Feshe bağlı diğer haklar olan ihbar tazminatı ve kullanılmayan izin ücretlerinden son işveren sorumlu olup, devreden işverenin bu işçilik alacaklarından herhangi bir sorumluluğu bulunmamaktadır.
İşyerinin devredildiği tarihe kadar doğmuş bulunan ücret, fazla çalışma, hafta tatili çalışması, bayram ve genel tatil ücretlerinden 4857 sayılı Kanunun 6ncı maddesi uyarınca devreden işveren ile devralan işveren müştereken müteselsilen sorumlu olup, devreden açısından bu süre devir tarihinden itibaren iki yıl süreyle sınırlıdır. Devir tarihinden sonraki çalışmalar sebebiyle doğan sözü edilen işçilik alacakları sebebiyle devreden işverenin sorumluluğunun olmadığı açıktır. Bu bakımdan devirden sonraya ait ücret, fazla çalışma, hafta tatili çalışması, bayram ve genel tatil ücreti gibi işçilik alacaklarından devralan işveren tek başına sorumlu olacaktır.
Davacı, 01.01.1989 tarihinde ... adına kayıtlı işletmede çalışmaya başladığını, daha sonraki tarihlerde işyerinin sahibi olarak davalı ...’nın kayıtlarda görüldüğünü, gerçekte bu iki kişinin işyerini birlikte çalıştırdığını ileri sürerek toplam çalışma süresine göre kıdem tazminatı talep etmiş, mahkemece iddiaya değer verilerek son işveren davalının tüm dönemden sorumluluğuna karar verilmiş ise de, davalı, iki işveren arasında devir olgusu bulunmadığını, iki ayrı işyeri olduğunu savunmakta olup, vergi ve SSK kayıtları da bu savunma ile paralellik göstermektedir.

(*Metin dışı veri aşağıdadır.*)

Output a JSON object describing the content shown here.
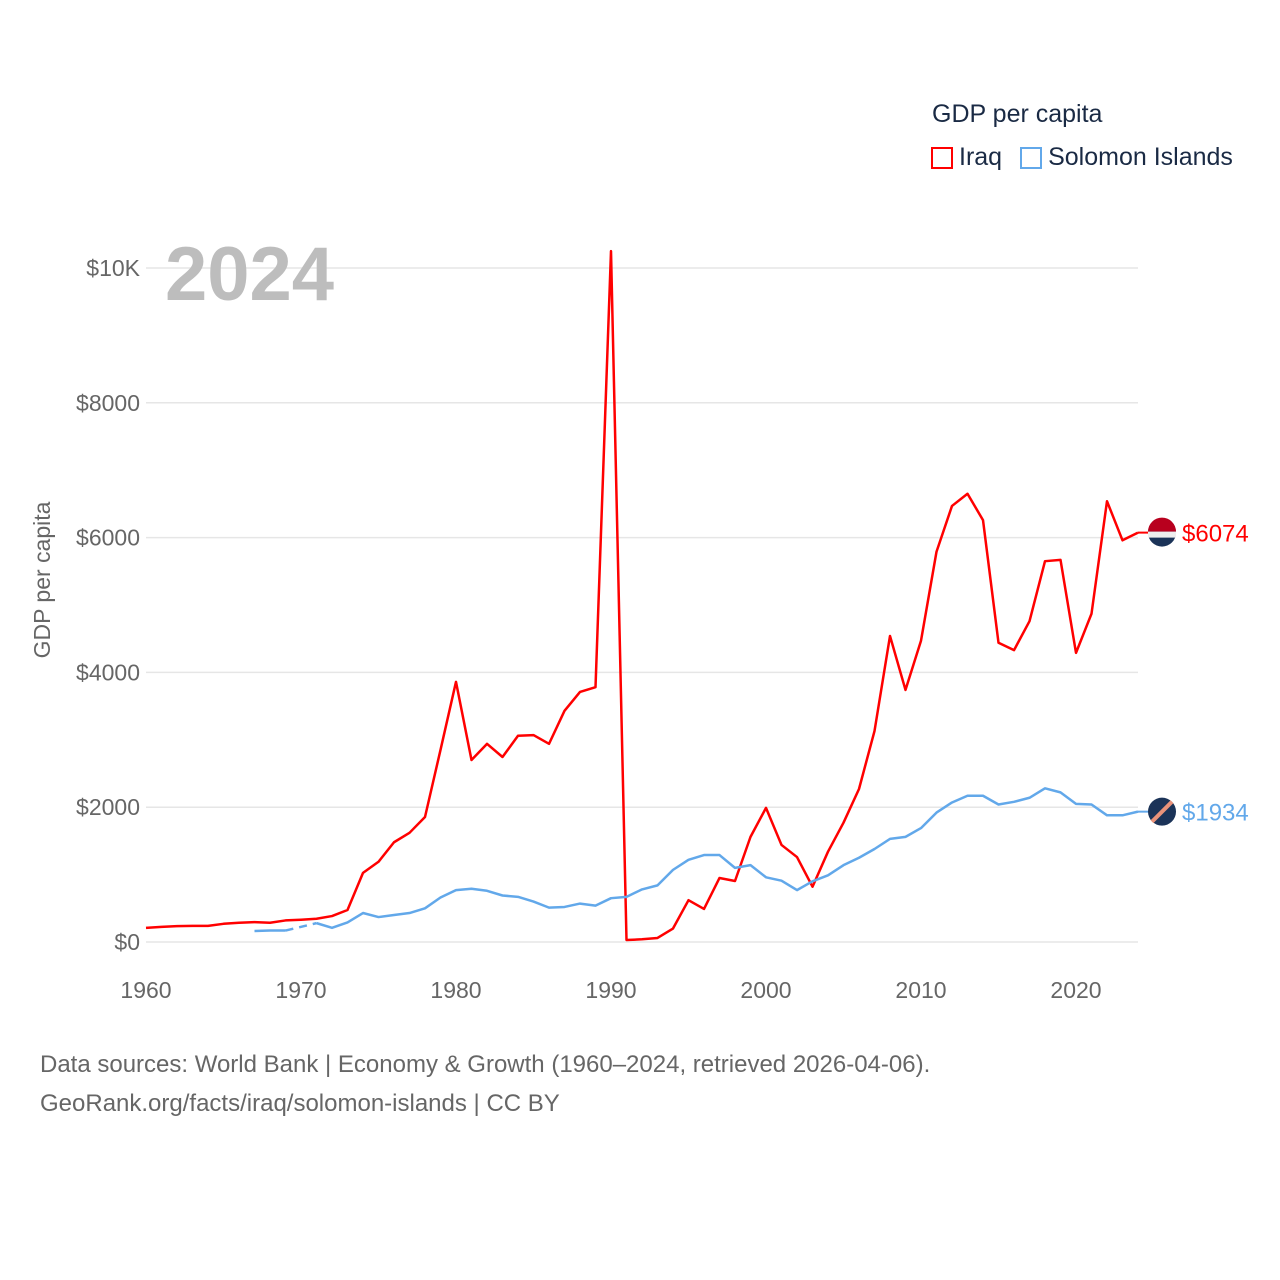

Mahkemece işyerinin ...’den ...’ya ne şekilde devredildiği, iki ayrı işyeri bulunup bulunmadığı, işyeri devri veya hizmet sözleşmesi nakli unsurlarının ne şekilde oluştuğu etraflıca araştırılarak sonucuna göre karar verilmesi gerekirken, eksik inceleme ile iddia doğrultusunda hüküm kurulması hatalı olup, bozmayı gerektirmiştir.
SONUÇ: Temyiz olunan kararın yukarıda yazılı sebepten BOZULMASINA, peşin alınan temyiz harcının istek halinde ilgiliye iadesine, 30.04.2013 gününde oybirliğiyle karar verildi.